Friday, 28 March 2008

Air fares set to rise again

Air fares set to rise again
By Zoe Sinclair (Our staff reporter)KHALEEJ TIMES 28 March 2008

DUBAI — Passengers’ pockets are likely to be hit again with airlines serving the UAE yesterday indicating fare increases due to escalating fuel prices.

The price of oil is circling around $110 per barrel while the UK airports — Heathrow and Gatwick — have raised taxes. The airlines are being forced to consider passing the cost on to their passengers.

Emirates Airline president Tim Clark announced on March 5 it would be increasing fares amid plans to cut costs by $100 million.

A statement this week revealed fares were increased by 5.5 per cent as of February 15.
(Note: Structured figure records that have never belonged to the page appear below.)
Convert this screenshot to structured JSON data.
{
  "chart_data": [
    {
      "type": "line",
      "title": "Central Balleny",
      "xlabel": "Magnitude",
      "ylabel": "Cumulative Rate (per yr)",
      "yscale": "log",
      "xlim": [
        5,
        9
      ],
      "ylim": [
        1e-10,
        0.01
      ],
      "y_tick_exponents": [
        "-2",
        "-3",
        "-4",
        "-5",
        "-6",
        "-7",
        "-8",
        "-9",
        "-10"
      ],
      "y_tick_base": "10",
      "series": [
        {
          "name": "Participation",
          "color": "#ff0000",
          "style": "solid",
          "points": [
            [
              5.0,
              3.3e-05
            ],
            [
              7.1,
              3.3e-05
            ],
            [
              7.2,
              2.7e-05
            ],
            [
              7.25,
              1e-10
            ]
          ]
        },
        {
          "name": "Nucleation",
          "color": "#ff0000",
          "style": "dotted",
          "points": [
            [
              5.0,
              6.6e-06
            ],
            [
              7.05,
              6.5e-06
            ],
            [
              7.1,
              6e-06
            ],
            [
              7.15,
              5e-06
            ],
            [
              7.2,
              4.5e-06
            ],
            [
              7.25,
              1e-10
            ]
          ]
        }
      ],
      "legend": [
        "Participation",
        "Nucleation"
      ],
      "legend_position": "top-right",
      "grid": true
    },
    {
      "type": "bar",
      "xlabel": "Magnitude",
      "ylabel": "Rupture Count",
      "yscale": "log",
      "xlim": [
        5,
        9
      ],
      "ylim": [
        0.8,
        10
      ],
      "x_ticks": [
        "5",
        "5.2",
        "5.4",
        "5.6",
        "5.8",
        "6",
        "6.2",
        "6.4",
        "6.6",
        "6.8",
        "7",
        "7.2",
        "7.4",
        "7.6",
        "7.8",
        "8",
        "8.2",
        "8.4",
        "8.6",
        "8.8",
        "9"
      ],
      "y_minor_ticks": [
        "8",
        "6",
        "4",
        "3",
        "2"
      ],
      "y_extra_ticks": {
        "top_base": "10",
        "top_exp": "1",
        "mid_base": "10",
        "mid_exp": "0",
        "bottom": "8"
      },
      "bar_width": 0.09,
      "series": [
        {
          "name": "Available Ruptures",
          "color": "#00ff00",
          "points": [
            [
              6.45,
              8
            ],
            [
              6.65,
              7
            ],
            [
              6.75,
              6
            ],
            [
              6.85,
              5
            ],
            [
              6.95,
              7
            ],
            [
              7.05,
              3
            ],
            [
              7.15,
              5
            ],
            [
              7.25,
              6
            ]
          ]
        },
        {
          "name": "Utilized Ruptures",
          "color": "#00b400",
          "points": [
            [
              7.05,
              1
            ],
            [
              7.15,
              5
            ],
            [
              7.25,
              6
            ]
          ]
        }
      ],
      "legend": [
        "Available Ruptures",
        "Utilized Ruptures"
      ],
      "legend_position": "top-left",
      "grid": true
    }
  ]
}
“Emirates increased fares by 5.5 per cent across all three classes — First, Business and Economy — with effect from February 15,” a spokesperson said.

“Our fares incorporate our operating costs which include fuel, salaries, taxes, fees for use of facilities and other costs of operation. As with every airline, pricing is also subject to market forces and we will continue to evaluate our fare structure based on these.

“The staggering increase in fuel prices has had an inflationary effect on all our operational costs. However, Emirates will continue to work very hard to shield our customers from any price fluctuations,” the spokesperson said.

A British Airways spokesperson has indicated it would cover the passengers’ airport taxes for those who had already purchased tickets.

However, the airline would in future pass on some of the additional cost of airport taxes to its passengers.

The airline currently charges a fuel surcharge on its tickets and said it was continually reviewing the situation as to whether any increases had to be made. An Air Arabia spokesperson said the airline had included a fuel surcharge in its ticket fare but had not increased this charge for the past year.

“We usually do our best not to increase ticket prices as per the cost of fuel,” the spokesperson said.

“This (a fuel surcharge increase) is an option to consider if the fuel prices keep rising.”

Etihad Airways spokesperson Thomas Clarke said the airline was continually reviewing fuel prices but used tactics, including hedging, to avoid peak prices.

“Rising fuel costs are a challenge for all airlines and remain a significant proportion of Etihad’s total costs,” Clarke said.

“Our hedging policy helps us to achieve greater certainty and allows us to manage seasonal fluctuations.

“Fuel costs represent about one-third of Etihad’s total costs.”